Netra Walawalkar, Customized Energy Solutions
- Many large commercial and industrial consumers are now willing to explore open access to reduce their electricity cost, as it is a fixed structure with Discoms, and manage their power requirements as per demand projections. There is also a growing interest in Renewable energy purchase.
- Short term power trade through power exchanges has also increased, but has stagnated in recent years, and there is scope to increase participation through this medium.
- For consumers signing third party power agreements via PPAs with generators, the landed cost for the consumer often does not make sense due to cross subsidy and other charges. Even though Electricity Act says cross subsidy and other charges should increase, this is not happening practically.
- Despite these charges, there has been an increase in availing through Open access by industrial and commercial consumers who have been able to reduce their electricity costs.
Arijit Maitra, Independent Counsel and Lawyer
- Indian Electricity Act, 1910 provided for private licensees, which led to the existence of Tata Power, India Power Company, BSES, etc. In 1948, State Electricity Boards were formed. Between 1948-1998, there was a huge mismanagement by state Discoms and a high level of inefficiency.
- The burning issues in the power sector are:
- Failure to pay the outstanding dues to suppliers
- Failure to have tariffs fixed rationally and scientifically
- Failure to arrest arrears
Due to these issues, there is a need to bring in efficient private players, Delhi being a good example.
- Privatisation can have various models.
- In Shrirampur of Maharashtra, Mula Pravara Electric Cooperative Society were rejected renewal of license on the ground that they failed to pay the bulk supply tariff to MSEDCL, and they were supplying to the rich consumers without recovering tariffs. Now the assets of Mula Pravara are with MSEDCL, for which it is paying user charges. Thus, despite not being a licensee, it is not being paid for the assets.
- Delhi model is another model of privatisation. Delhi DISCOMs have regulatory assets exceeding Rs 10,000 crore but are still unable to clear the outstanding dues of the suppliers.
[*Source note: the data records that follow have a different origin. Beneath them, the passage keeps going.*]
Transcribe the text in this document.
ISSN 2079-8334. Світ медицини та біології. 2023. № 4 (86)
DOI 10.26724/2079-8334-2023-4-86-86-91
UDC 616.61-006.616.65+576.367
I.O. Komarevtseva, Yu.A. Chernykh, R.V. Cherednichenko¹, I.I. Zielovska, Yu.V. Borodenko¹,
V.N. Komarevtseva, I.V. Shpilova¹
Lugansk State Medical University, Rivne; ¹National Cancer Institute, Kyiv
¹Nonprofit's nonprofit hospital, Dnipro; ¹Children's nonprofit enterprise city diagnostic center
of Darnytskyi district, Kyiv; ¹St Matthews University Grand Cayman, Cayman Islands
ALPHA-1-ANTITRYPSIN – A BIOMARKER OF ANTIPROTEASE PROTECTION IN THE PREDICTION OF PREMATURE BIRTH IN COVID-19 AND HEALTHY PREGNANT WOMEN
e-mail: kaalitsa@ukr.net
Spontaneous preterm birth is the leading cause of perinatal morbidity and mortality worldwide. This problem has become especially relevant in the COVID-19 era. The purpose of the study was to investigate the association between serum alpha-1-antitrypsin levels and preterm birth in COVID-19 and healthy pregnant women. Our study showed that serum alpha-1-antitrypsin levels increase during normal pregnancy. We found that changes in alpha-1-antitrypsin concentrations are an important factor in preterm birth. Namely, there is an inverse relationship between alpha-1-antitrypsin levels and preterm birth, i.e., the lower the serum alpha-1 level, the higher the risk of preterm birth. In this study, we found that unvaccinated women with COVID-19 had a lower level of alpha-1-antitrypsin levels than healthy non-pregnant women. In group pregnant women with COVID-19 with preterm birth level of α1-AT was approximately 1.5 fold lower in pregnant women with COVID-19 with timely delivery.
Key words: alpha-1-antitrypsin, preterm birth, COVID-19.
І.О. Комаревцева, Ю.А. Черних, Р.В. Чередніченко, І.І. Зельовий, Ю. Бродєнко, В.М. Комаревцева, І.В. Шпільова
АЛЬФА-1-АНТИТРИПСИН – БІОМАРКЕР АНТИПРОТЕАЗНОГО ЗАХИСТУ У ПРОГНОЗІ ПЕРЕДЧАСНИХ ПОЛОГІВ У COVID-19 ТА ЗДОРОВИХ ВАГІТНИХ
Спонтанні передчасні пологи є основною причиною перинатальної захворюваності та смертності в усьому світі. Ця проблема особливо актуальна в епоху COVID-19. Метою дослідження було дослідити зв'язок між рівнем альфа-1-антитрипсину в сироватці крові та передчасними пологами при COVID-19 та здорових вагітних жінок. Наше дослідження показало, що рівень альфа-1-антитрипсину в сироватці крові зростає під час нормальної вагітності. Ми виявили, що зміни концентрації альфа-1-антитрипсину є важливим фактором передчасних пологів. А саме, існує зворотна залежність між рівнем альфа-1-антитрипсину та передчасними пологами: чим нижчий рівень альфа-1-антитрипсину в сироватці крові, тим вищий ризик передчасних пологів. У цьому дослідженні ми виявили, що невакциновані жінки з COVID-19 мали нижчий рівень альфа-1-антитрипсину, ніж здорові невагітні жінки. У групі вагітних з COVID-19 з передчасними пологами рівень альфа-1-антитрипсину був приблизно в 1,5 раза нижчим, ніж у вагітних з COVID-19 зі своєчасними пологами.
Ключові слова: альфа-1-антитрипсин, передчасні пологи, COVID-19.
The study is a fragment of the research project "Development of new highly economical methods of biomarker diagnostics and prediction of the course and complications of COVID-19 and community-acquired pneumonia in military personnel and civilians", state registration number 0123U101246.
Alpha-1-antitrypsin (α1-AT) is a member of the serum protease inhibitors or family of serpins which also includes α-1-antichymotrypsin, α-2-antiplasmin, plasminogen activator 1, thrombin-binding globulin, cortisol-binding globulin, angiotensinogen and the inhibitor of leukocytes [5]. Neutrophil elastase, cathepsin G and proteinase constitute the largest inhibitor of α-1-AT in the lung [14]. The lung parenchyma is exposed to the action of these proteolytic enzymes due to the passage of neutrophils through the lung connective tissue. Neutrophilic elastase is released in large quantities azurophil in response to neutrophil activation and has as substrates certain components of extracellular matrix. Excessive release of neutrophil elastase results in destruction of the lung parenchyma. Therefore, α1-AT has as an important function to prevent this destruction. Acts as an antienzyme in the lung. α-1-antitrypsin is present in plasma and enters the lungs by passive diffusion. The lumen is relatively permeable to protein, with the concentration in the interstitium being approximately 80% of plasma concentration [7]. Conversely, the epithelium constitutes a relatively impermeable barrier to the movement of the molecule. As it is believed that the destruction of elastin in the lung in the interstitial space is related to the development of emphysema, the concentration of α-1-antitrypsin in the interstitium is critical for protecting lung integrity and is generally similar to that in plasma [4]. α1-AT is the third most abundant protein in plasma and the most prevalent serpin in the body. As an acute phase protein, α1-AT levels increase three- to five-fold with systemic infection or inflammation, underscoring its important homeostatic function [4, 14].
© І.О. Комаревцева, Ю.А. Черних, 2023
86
- Chandigarh presents another model for privatisation.
- Many states are currently failing. Even in Tamil Nadu, the outstanding dues with generators have been increasing consistently, while there has also been an inability to assess the grid situation. Hence, there is a need for efficient players to be brought onboard.
Concluding Remarks: Vishnu Rao, CAG
- The corporate governance of electricity sector warrants adequate scrutiny as well. Utilities can be private or public, but procedural safeguards in the corporate governance structure helps ensure more accountability and transparency in the operational setup.
- More transparency akin to share markets where investors’ presentations are put online can be thought of to provide the company some value. A push towards sustainability and governance can be given more priority to make utilities more accountable. This type of an alternate approach where competition not just in the sector, but also in the governance part as well can improve the electricity ecosystems.